The neuropeptide thyrotropin-releasing hormone modulates GABAergic synaptic transmission on pyramidal neurones of the rat hippocampal slice.

The modulatory action of thyrotropin-releasing hormone (TRH), an endogenously occurring neuropeptide, on synaptic potentials mediated by activation of GABAA or GABAB receptors was studied using intracellular recordings from CA1 pyramidal neurones of the rat hippocampal brain slice preparation. Bath-applied TRH (10 microM) produced a reversible depression of fast IPSPs (mediated by GABAA receptors) induced by electrical stimulation of the stratum lacunosum moleculare (LM) or stratum pyramidale (SP). This phenomenon was not associated with changes in the IPSP reversal potential, resting potential, or input resistance.

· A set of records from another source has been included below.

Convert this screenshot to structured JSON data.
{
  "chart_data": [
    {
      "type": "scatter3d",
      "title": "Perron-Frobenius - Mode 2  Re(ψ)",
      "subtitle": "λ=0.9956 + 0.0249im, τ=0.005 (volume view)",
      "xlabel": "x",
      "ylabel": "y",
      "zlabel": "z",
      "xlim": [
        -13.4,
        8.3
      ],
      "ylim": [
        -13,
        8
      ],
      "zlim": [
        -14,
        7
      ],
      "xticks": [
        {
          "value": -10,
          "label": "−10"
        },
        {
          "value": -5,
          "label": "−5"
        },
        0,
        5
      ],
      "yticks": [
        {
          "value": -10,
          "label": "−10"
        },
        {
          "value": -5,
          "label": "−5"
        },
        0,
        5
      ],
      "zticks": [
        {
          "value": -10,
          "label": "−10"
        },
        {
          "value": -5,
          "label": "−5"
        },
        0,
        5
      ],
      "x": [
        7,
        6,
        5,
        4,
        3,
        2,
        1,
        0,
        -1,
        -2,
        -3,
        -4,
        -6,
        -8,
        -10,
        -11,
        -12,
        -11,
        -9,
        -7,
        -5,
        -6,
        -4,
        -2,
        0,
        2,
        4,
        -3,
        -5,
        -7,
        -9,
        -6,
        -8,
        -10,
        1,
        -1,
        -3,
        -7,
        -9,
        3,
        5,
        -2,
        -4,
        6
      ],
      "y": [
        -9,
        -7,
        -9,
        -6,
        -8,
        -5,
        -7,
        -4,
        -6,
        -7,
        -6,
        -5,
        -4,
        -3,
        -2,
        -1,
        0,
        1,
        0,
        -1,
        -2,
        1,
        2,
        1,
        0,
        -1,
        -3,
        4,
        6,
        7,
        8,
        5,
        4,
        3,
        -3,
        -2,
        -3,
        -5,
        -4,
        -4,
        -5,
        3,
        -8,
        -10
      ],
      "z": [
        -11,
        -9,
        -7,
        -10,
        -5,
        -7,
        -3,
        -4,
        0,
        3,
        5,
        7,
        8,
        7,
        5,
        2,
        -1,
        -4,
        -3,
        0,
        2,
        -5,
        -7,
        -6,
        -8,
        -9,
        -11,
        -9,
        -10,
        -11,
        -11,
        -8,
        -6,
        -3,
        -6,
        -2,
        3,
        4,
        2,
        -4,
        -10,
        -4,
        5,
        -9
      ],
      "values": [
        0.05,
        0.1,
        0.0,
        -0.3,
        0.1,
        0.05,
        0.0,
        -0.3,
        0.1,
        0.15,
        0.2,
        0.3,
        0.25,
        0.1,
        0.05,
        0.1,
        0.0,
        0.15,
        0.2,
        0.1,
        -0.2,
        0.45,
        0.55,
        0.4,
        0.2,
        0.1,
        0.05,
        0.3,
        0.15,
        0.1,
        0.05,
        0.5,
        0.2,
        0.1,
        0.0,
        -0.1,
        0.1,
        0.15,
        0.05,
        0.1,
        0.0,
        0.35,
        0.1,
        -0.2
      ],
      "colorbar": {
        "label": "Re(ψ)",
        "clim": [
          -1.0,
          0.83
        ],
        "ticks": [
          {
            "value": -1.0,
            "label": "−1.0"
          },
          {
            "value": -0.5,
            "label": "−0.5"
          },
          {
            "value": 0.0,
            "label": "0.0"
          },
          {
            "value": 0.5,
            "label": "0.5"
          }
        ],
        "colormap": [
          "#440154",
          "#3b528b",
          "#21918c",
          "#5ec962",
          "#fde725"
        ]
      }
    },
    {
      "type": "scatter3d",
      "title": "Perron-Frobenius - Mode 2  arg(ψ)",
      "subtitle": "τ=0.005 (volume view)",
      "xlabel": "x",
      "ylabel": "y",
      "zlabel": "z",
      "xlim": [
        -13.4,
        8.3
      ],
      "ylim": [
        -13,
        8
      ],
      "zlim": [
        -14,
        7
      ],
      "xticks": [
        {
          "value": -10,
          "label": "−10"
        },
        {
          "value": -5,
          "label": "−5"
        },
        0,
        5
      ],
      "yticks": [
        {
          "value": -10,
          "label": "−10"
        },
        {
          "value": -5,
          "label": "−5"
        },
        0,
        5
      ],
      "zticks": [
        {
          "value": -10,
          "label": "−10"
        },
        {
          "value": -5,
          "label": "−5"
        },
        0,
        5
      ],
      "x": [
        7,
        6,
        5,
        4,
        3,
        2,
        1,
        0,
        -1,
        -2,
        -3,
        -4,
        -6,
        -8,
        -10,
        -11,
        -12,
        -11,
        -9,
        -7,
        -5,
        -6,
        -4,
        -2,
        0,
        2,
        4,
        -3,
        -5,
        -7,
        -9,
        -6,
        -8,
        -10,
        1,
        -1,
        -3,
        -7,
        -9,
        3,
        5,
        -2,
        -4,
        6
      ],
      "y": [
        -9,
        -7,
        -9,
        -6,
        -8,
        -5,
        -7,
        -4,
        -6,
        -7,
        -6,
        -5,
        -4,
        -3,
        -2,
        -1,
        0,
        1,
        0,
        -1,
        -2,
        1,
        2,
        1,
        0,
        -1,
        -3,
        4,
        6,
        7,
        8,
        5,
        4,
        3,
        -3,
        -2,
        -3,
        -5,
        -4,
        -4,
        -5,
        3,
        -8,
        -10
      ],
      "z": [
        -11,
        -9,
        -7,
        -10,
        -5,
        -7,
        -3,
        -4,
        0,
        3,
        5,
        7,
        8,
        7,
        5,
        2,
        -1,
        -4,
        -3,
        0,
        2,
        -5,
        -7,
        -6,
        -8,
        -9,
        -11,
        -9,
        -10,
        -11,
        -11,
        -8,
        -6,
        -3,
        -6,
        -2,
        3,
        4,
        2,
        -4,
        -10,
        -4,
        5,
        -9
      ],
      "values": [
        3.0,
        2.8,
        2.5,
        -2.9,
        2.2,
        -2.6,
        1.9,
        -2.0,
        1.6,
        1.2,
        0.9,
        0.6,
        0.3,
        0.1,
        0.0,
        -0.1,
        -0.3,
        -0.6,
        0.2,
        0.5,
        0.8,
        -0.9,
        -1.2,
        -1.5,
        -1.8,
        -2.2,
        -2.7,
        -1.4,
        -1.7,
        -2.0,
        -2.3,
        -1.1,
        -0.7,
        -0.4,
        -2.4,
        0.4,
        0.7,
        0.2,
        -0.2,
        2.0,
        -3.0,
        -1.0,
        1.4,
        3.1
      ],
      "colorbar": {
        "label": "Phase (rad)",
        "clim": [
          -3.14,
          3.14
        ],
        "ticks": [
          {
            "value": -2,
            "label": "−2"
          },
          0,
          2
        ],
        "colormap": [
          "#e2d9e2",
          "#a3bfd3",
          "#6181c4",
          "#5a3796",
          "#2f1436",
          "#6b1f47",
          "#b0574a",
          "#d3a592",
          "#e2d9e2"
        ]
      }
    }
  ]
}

GABAB receptor-mediated slow IPSPs elicited by SP stimulation were found insensitive to TRH whereas those induced by LM stimulation were attenuated by the peptide. AMPA receptor-mediated EPSPs and postsynaptic responses to isoguvacine or baclofen were unchanged by TRH. These data suggest that the action of TRH on GABAergic transmission was probably exerted at presynaptic level within the local circuitry comprising CA1 neurones. Such an effect of TRH represents an interesting example of transient downregulation of inhibitory processes by a physiological neuropeptide and is expected to augment excitability of pyramidal cells.